Notre Nation, notre conception de l’existence, ne peuvent s’épanouir dans le système politique actuel. Méthodiquement, les nationalistes français écraseront tous les partis parlementaires qui asservissent notre peuple. Ce n’est donc pas contre un parti du régime en particulier qu’ils lutent. C’est le régime tout entier – la république – qu’ils veulent renverser et qu’ils remplaceront au plus tôt par un État sans étatisme faisant une politique sans politiciens.

Mais dans l’immédiat que voyons-nous ?

La nouvelle chambre ne répond pas aux espoirs de De Gaulle. Celui-ci, en vieux politicien roublard, désirait jouer le rôle d’arbitre entre les trois grandes fonctions qui, d’après ses plans, auraient dû se partager la Chambre : une gauche, un centre et une droite égale .

Il se trouve que le P.C. perd un nombre considérables de sièges, que la S.F.I.O. est sévèrement diminuée et que l’Assemblée compte en fait un conglomérat bizarre, s’affirmant plus gaulliste que De Gaulle lui-même, et que la pensée populaire place «à droite».

On a immédiatement parlé de poussée nationale, voir de poussée nationaliste.

Le danger apparaît pour nous aussitôt. Cette Assemblée qui se trouve devant des problèmes à la gravité accrue, tant sur le plan social et financier que sur celui de l’Algérie, sera tout aussi incapable que les précédentes d’y apporter une solution. Les hommes de gauches rejetés du parlement et en particulier les communistes vont entreprendre dans le pays une vigoureuse agitation dont le but sera de montrer l’incapacité d’une Chambre et de gouvernements «nationaux» à résoudre les problèmes, ce qui entraînera immanquablement une hostilité populaire à la nouvelle Assemblée et une sympathie envers ceux qui l’auront combattue.

D’où le danger de voir après l’actuelle vague «nationale», une vague marxiste prélude à un Front Populaire nouveau style.

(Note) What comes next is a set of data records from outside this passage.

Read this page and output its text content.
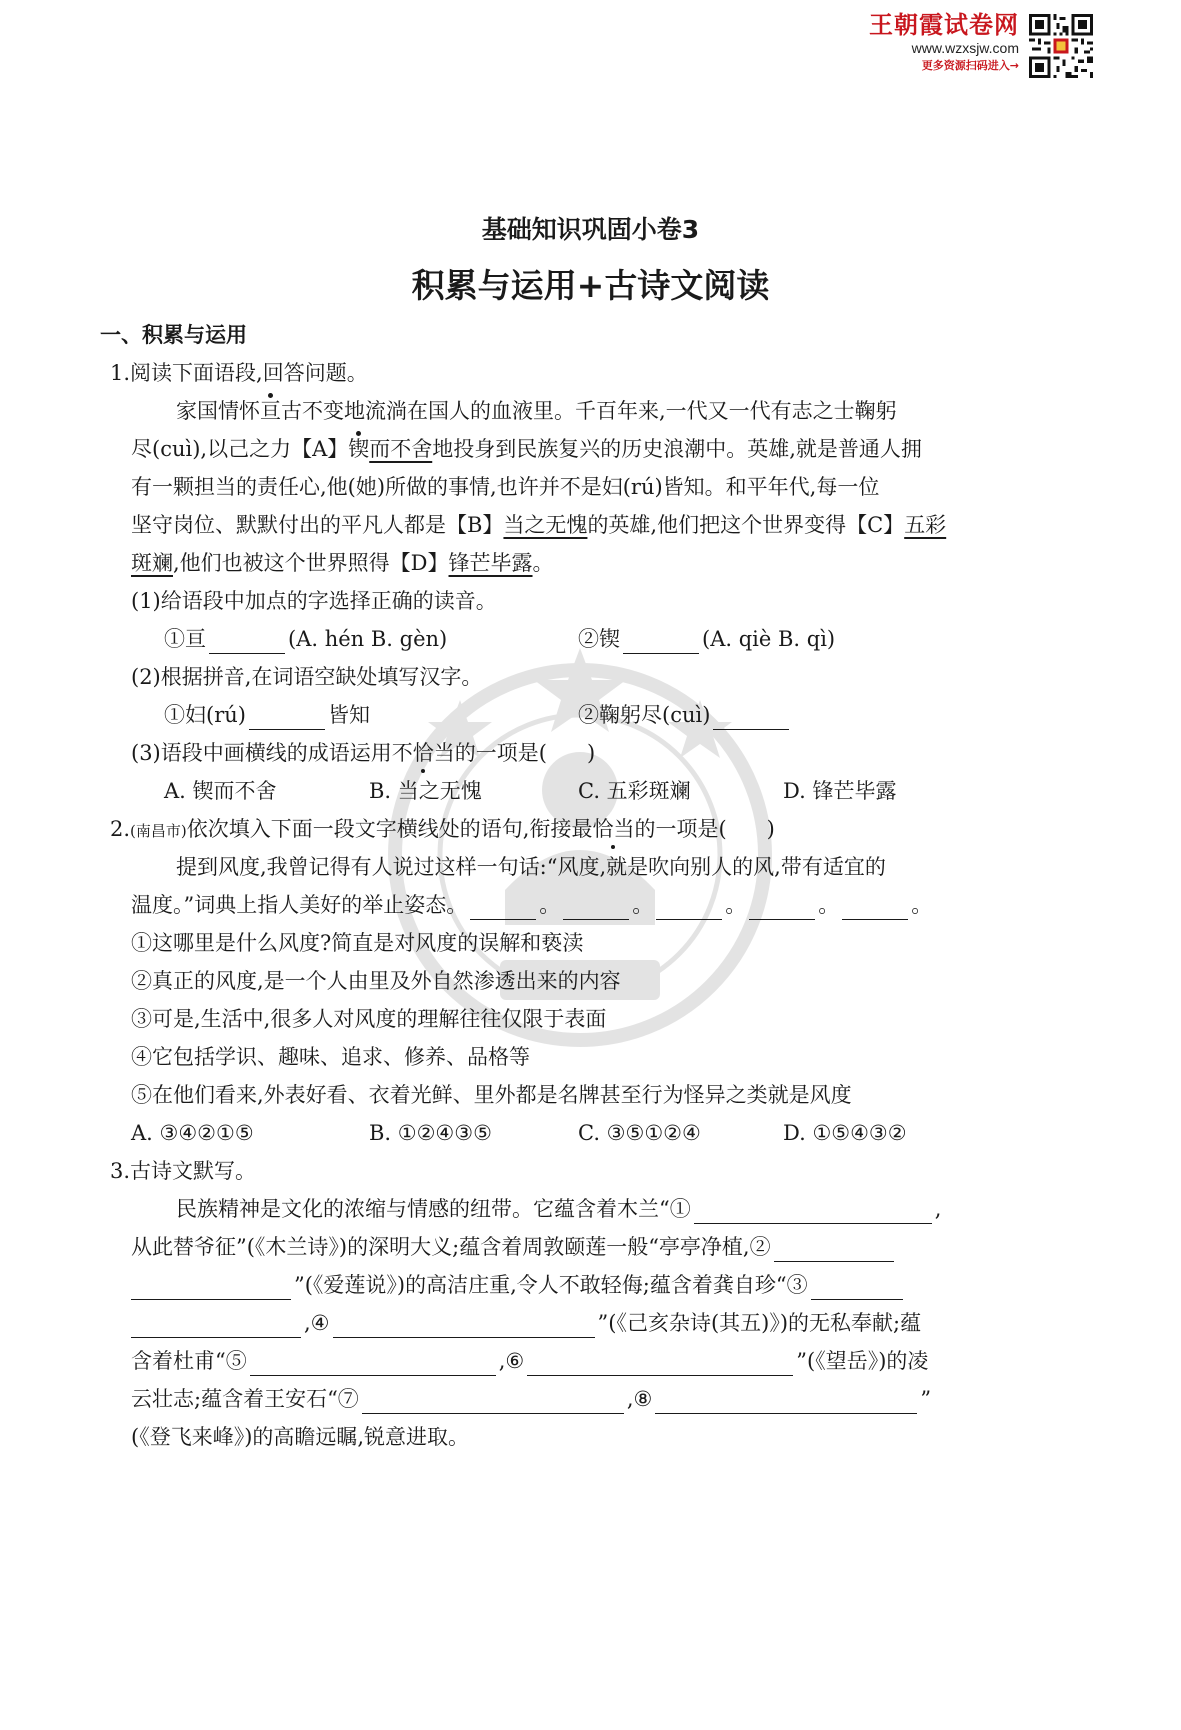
王朝霞试卷网
www.wzxsjw.com
更多资源扫码进入→
基础知识巩固小卷3
积累与运用+古诗文阅读
一、积累与运用
1.阅读下面语段,回答问题。
家国情怀亘古不变地流淌在国人的血液里。千百年来,一代又一代有志之士鞠躬
尽(cuì),以己之力【A】锲而不舍地投身到民族复兴的历史浪潮中。英雄,就是普通人拥
有一颗担当的责任心,他(她)所做的事情,也许并不是妇(rú)皆知。和平年代,每一位
坚守岗位、默默付出的平凡人都是【B】当之无愧的英雄,他们把这个世界变得【C】五彩
斑斓,他们也被这个世界照得【D】锋芒毕露。
(1)给语段中加点的字选择正确的读音。
①亘	(A. hén B. gèn)	②锲	(A. qiè B. qì)
(2)根据拼音,在词语空缺处填写汉字。
①妇(rú)	皆知	②鞠躬尽(cuì)
(3)语段中画横线的成语运用不恰当的一项是( )
A. 锲而不舍	B. 当之无愧	C. 五彩斑斓	D. 锋芒毕露
2.(南昌市)依次填入下面一段文字横线处的语句,衔接最恰当的一项是( )
提到风度,我曾记得有人说过这样一句话:“风度,就是吹向别人的风,带有适宜的
温度。”词典上指人美好的举止姿态。	。	。	。	。	。
①这哪里是什么风度?简直是对风度的误解和亵渎
②真正的风度,是一个人由里及外自然渗透出来的内容
③可是,生活中,很多人对风度的理解往往仅限于表面
④它包括学识、趣味、追求、修养、品格等
⑤在他们看来,外表好看、衣着光鲜、里外都是名牌甚至行为怪异之类就是风度
A. ③④②①⑤	B. ①②④③⑤	C. ③⑤①②④	D. ①⑤④③②
3.古诗文默写。
民族精神是文化的浓缩与情感的纽带。它蕴含着木兰“①	,
从此替爷征”(《木兰诗》)的深明大义;蕴含着周敦颐莲一般“亭亭净植,②
”(《爱莲说》)的高洁庄重,令人不敢轻侮;蕴含着龚自珍“③
,④	”(《己亥杂诗(其五)》)的无私奉献;蕴
含着杜甫“⑤	,⑥	”(《望岳》)的凌
云壮志;蕴含着王安石“⑦	,⑧	”
(《登飞来峰》)的高瞻远瞩,锐意进取。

C’est pourquoi toute l’agitation et la propagande que nous devons faire doit avoir pour but :
1° de monter notre hostilité profonde au régime et à l’Assemblée actuelle, afin que nous, nationalistes, ne soyons pas confondus avec les actuels profiteurs du pouvoir ;
2° de présenter nos caractéristiques révolutionnaires tant par notre conception intransigeante de la lutte, par notre conception de l’État nationaliste et par la révolution sociale que nous voulons faire.

Plus que jamais, affirmons notre hostilité au régime et à tous ces représentants.
Affirmons que nous ne sommes : ni gaullistes, ni communistes, mais nationalistes Français.
Affirmons enfin que nous sommes face à la droite parlementaire le Parti Nationaliste des travailleurs français.

Pierre Sidos – Jeune nation, N°12, 11 au 24 décembre 1958 (bimensuel).